En poursuivant votre navigation sur ce site, vous acceptez l'utilisation de cookies. Ces derniers assurent le bon fonctionnement de nos services. En savoir plus.

- Page 14

  • Hainard comme Cagney, le sale type

     

     

    Sur le vif - Samedi 05.06.10 - 15.27h

     

    user1367_1173088472.jpg

    Il y a, dans l’affaire Hainard, quelque chose qui ne va pas.

     

    Encore une fois, je ne connais pas le détail de cette affaire, ni M. Hainard personnellement, et suis bien éloigné, ces temps, de la vie politique neuchâteloise. Mais il y a, depuis le début, quelque chose qui ne va pas. Qui sent mauvais. Et qui ressemble à une exécution.

     

    Il y a quelques semaines encore, personne, à part à Neuchâtel, ne connaissait le nom de Frédéric Hainard. Pas plus que les Neuchâtelois n’ont entendu parler d’Isabel Rochat ou de Michèle Künzler. C’est ainsi. Les verticalités juxtaposées de nos existences cantonales.

     

    Et puis, d’un jour à l’autre, patatrac ! La Suisse romande entière, par papier orangé ou ondes publiques, découvre que sévit, du côté de Neuchâtel, un ignoble individu, incarnation du péché. Le sale type, à l’état pur. Immédiatement, sans la moindre forme de procès, on l’appelle « Le Sheriff », on l’affuble systématiquement de ce nom, « Hainard le Sheriff », comme « Achille aux pieds légers » ou « Ulysse aux milles ruses ». L’étiquette est collée, exit Frédéric, va pour le Sheriff. On le déleste de son identité, on en fait une figure. D’ailleurs, très vite, exit Hainard, on se contente de dire « Le Sheriff ».

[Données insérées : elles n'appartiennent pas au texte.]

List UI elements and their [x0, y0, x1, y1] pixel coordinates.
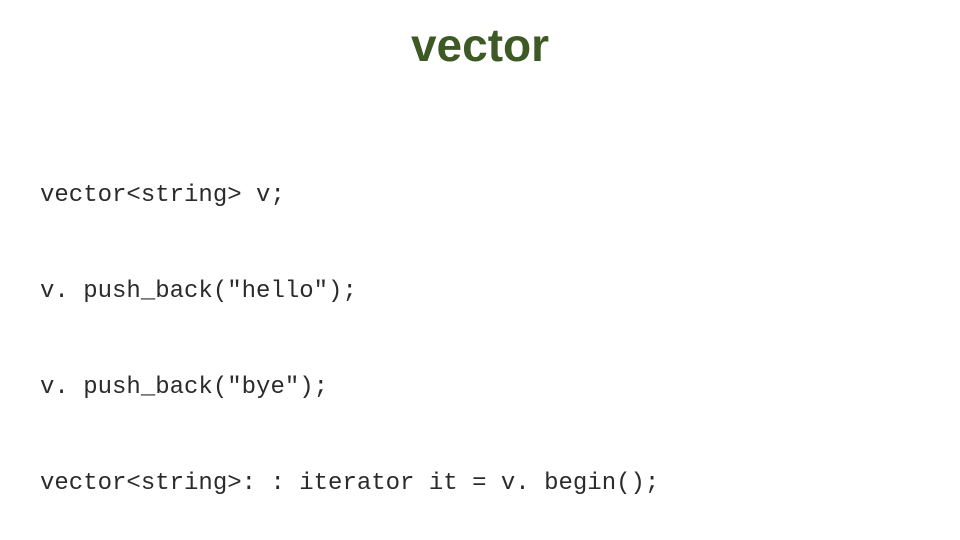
code-line-2: v. push_back("hello");	[40, 276, 659, 308]
code-line-4: vector<string>: : iterator it = v. begin…	[40, 468, 659, 500]
code-block: vector<string> v; v. push_back("hello");…	[40, 116, 659, 540]
code-line-1: vector<string> v;	[40, 180, 659, 212]
slide: vector vector<string> v; v. push_back("h…	[0, 0, 960, 540]
slide-title: vector	[0, 18, 960, 72]
code-line-3: v. push_back("bye");	[40, 372, 659, 404]
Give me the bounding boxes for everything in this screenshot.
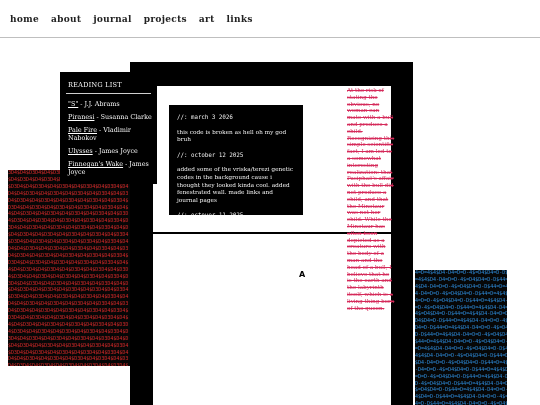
book-link[interactable]: Ulysses (68, 147, 93, 155)
journal-entry-date: //: octover 11 2025 (177, 213, 244, 220)
book-author: - Susanna Clarke (94, 113, 152, 121)
book-link[interactable]: Pale Fire (68, 126, 97, 134)
reading-list-item: Pale Fire - Vladimir Nabokov (68, 126, 154, 142)
book-author: - J.J. Abrams (78, 100, 120, 108)
journal-entry-date: //: march 3 2026 (177, 115, 233, 121)
reading-list-item: Piranesi - Susanna Clarke (68, 113, 154, 121)
nav-link-links[interactable]: links (227, 15, 253, 25)
genetic-code-blue-background: 4=D=4$4$D4-D4=D=D-4$=D4$D4=D-D$44=D=4$4$… (415, 270, 507, 405)
nav-divider (0, 37, 540, 38)
nav-link-art[interactable]: art (199, 15, 215, 25)
journal-panel: //: march 3 2026 this code is broken as … (169, 105, 303, 219)
reading-list-divider (66, 93, 151, 94)
journal-entry-date: //: october 12 2025 (177, 152, 244, 159)
journal-entry-text: this code is broken as hell oh my god br… (177, 129, 287, 144)
reading-list-item: "S" - J.J. Abrams (68, 100, 154, 108)
top-nav: home about journal projects art links (10, 15, 253, 25)
genetic-code-red-background: 3D4$D4$D3D4$D4$D3D4$D4$D3D4$D4$D3D4$D4$D… (8, 170, 130, 366)
journal-entry-text: added some of the vriska/terezi genetic … (177, 167, 294, 204)
nav-link-journal[interactable]: journal (93, 15, 131, 25)
nav-link-home[interactable]: home (10, 15, 39, 25)
book-link[interactable]: "S" (68, 100, 78, 108)
book-author: - James Joyce (92, 147, 138, 155)
reading-list-panel: READING LIST "S" - J.J. Abrams Piranesi … (60, 72, 157, 184)
nav-link-projects[interactable]: projects (144, 15, 187, 25)
reading-list-title: READING LIST (68, 81, 122, 89)
panel-letter: A (299, 270, 306, 279)
essay-text: At the risk of stating the obvious, no w… (347, 88, 395, 312)
book-link[interactable]: Piranesi (68, 113, 94, 121)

    Et puis, on le montre. On balance sa photo. Tous les matins. Wanted ! Le Sheriff mis à prix, c’est classique dans les plus grands westerns, où il est si excitant que les fonctions de bien et de mal s’inversent. Comme ressort narratif, c’est génial : les gens adorent ça. Comme il faut bien un peu de biscuit, on accumule les témoignages. On fouille sa vie publique. On passe au crible sa vie privée. Il y a un film de 1938, un chef-d’œuvre de Michael Curtiz, « Angels with dirty faces », où l’éblouissant James Cagney incarne le mal absolu. Frédéric Hainard est jeté en pâture, jour après jour, comme un homme à la face sale. Il est le Cagney de l’histoire, le sale type.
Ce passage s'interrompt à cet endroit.